First, these authors assert that the Institute of Medicine (IOM) criteria for guidelines are inappropriate if applied to dietary intervention trials because “they exclude a vast body of evidence.” This statement is the subjective opinion of the authors. The IOM methodology defines adequate evidence for making clinical management recommendations to physicians. The strongest evidence comes from randomized controlled trials with adequate methodology—carried out over a long duration and robust in terms of participant retention—rather than the prospective, observational studies with self-reported outcomes that Astrup and Brand-Miller cite in their article.
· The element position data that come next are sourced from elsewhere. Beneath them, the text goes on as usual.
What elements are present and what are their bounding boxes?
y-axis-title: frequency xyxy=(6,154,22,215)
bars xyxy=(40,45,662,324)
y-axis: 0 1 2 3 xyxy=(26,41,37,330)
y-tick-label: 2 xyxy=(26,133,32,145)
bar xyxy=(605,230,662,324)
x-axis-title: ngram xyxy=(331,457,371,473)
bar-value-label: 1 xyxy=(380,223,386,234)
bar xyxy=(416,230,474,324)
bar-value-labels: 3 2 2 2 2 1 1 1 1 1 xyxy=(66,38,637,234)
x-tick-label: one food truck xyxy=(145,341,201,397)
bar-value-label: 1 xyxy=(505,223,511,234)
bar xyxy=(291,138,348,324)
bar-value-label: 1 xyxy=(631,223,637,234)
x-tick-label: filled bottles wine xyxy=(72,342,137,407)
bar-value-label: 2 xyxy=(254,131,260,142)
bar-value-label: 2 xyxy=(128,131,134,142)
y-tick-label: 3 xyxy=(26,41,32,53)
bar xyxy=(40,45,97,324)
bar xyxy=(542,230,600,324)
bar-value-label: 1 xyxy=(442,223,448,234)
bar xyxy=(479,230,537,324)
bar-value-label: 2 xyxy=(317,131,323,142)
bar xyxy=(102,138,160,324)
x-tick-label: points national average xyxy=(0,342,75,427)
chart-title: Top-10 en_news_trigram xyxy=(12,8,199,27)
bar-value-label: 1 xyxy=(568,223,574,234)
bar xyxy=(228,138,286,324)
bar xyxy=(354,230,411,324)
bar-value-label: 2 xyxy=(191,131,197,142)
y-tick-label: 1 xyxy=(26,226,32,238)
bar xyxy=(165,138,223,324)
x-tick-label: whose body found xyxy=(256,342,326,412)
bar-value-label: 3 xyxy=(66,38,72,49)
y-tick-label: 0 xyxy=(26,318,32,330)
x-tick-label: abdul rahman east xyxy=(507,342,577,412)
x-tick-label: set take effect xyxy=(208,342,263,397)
Second, these authors contend that the AHA–ACC–TOS guidelines give low ratings to high protein diets and to low glycaemic index (GI) and low glycaemic load (GL) diets. Their defence, a meta-analysis, evaluated the influence of low carbohydrate diets, not high protein diets.3 Furthermore, Astrup and Brand-Miller cite a study4 that used “meta-regression to determine the effects of variations in protein and carbohydrate intakes on body mass and composition during energy restriction.” This research reported, however, that in studies conducted for >12 weeks “no significant effects of protein intake on loss of either body mass or fat mass were observed.”
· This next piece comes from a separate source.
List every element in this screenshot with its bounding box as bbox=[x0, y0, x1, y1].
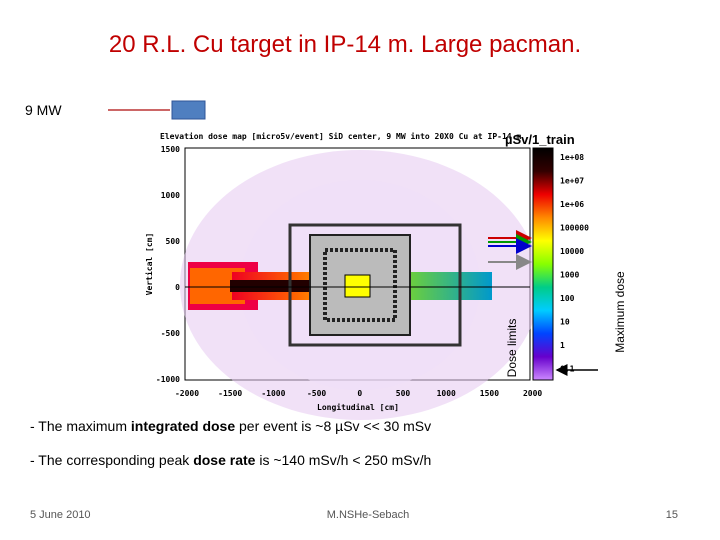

With regard to GI and GL, Astrup and Brand-Miller simply depend on prospective cohort studies and use their findings to state that high dietary GI and GL increase the relative risk of type 2 diabetes mellitus and coronary heart disease. But this viewpoint, besides being extremely controversial, is not the point at issue, which is whether protein or GI and/or GL lead to increased weight loss.

They cite a study to support that low GL diets produce considerable decreases in weight and body fat content at 18 months among adults with high levels of insulin secretion.5 This study recorded a 22% drop-out rate in one diet group and a 36% drop-out rate in the other; consequently, of the 73 participants originally enrolled only 51 completed the intervention. The researchers reported that “weight loss did not differ between diet groups for the full cohort of 73 participants (P = 0.99)” and “...change in body fat percentage also did not differ between diet groups for the full cohort.” Thus, a low GL diet given ad libitum did not differ from a diet comprising low fat and high GL for reductions in weight at 6, 12 or 18 months.

Finally, a study is referenced in which diets were tested for 4 weeks only in a crossover design and just 21 of 32 patients (66%) completed the intervention.6 The methodology used by the AHA–ACC–TOS guidelines expert panel required diets to be given for a minimum of 6 months and to exhibit low levels of dropout.

To conclude, we stand by both our guidelines and the IOM methodology. The main issue in attempting to succeed with weight loss and weight-loss maintenance is the need for a reduction in energy intake and an increase in energy expenditure. Consequently, the need to get this idea across to physicians and patients is crucial and, therefore, emphasized in the AHA–ACC–TOS guidelines. These guidelines put to rest the idea that there is a magic diet that can 'cure' obesity, an important message when so many self-interested promoters of one diet or another compete for attention.